Il a bien fallu, après cette longue saison de mélancolie, que l'événement survienne et que la nouvelle tombe: Ma mère se meurt, ma mère est morte, Lina nous a quittés! Quelle stupéfaction, quel coup de tonnerre! Les souvenirs de l’enfance remontent violemment avec tous leurs fantômes, les images et les scènes de l’existence se précipitent et se bousculent en désordre, surtout celles des derniers mois, des dernières semaines, des derniers jours, dans leurs moindres détails.
Angelina que l’on appelait Lina et jadis Linarella, fille de Giuseppe Nuzzo et de Raffaela De Lucia, est née via Loreto à Santa Maria a Vico, province de Caserte, en Italie, le 24 août 1935. Voici le début d’un récit qui a marqué une grande part de notre identité, à nous ses enfants, et à laquelle la plupart d’entre nous ici, nièces, neveux, sommes liés.

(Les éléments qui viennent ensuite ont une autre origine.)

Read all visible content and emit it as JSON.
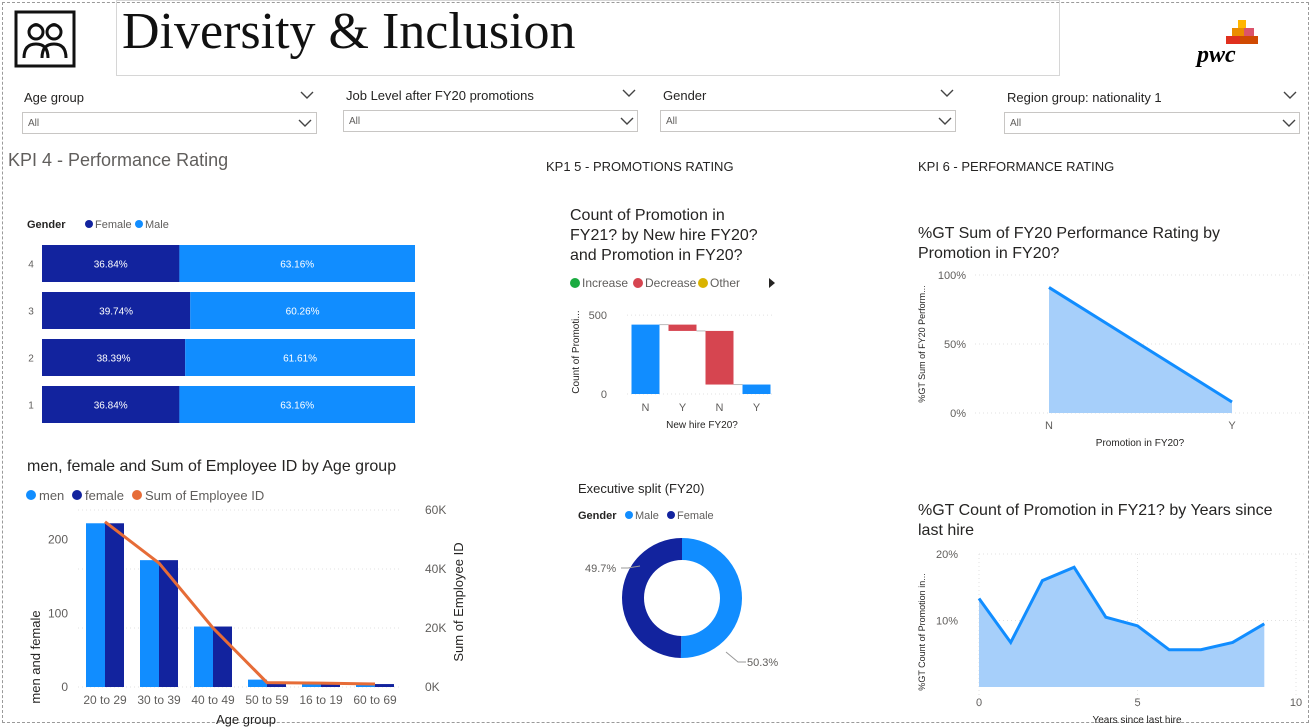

L’Italie de ma mère ce furent les reflets et les couleurs, sans doute idéalisées à force d’être évoquées dans l’exil, d’une terre lointaine et exotique, d’un bonheur primordial sacrifié au drame de l’émigration, causée, qui sait vraiment pourquoi aujourd’hui, par les conséquences de la guerre. C’était la ferme hospitalière des grands-parents "de Lucia" dans le quartier des « Figliarini », au pied des monts Tifani, dans cette vallée des Fourches Caudines que l’histoire romaine a rendue fameuse. C’étaient les dalles de la Via Appia où claquaient les sandales d'azur, c’étaient les orangeraies de San Felice a Cancello et leurs milliers de besants d'or, les moissons d’opulence, les tapis d'amandes séchant dans le grenier. L'Italie de ma mère, c’étaient les voiles blanches étendues sur l’herbe des prairies, l’ombre des figuiers tutélaires, les collines bruissantes d’oliviers. C’étaient les terrasses suspendues dans les étoiles de la nuit, les fontaines et le marbre, et au loin, baignant dans la mer mythique et enchanteresse, le golfe de Naples où se dresse, comme un cyclope endormi, la silhouette du Vésuve. L’Italie de ma mère, c’étaient la mythologie du désir, du bonheur et de la vie, l’esprit d’une langue primitive dont les échos ont longtemps bercé nos existences. L'Italie de ma mère, c’étaient une terre miraculeuse, une mémoire infinie. Lina a été le dernier trait d’union avec cette histoire et cet héritage dont notre vie intérieure, au-delà des vicissitudes, s’est enrichie. Nous sommes tous fiers, grâce à elle, grâce à ses frères et sa sœur, d’avoir, rayonnant au plus profond de nous-mêmes, dans notre chair, dans notre coeur, cette part immortelle d’Italie, comme un rêve d’éternité. N’était-ce pas l’accomplissement de sa destinée de nous confier cet inestimable trésor ?
Maman s’en est allée au vent du matin, dans la lumière dorée du Royaume, la Campanie de ses ancêtres, si loin et si proche de nous, et je la vois, oui, je la vois, qui marche lentement à travers les champs de félicité, vers les orangers en fleurs de son enfance. Lina, désormais, s'est fondue dans le sourire de l'horizon, dans la beauté du monde où tout nous parle d'elle. Lina, comme Eurydice dans le coeur de l'homme, tu demeures en nous pour toujours.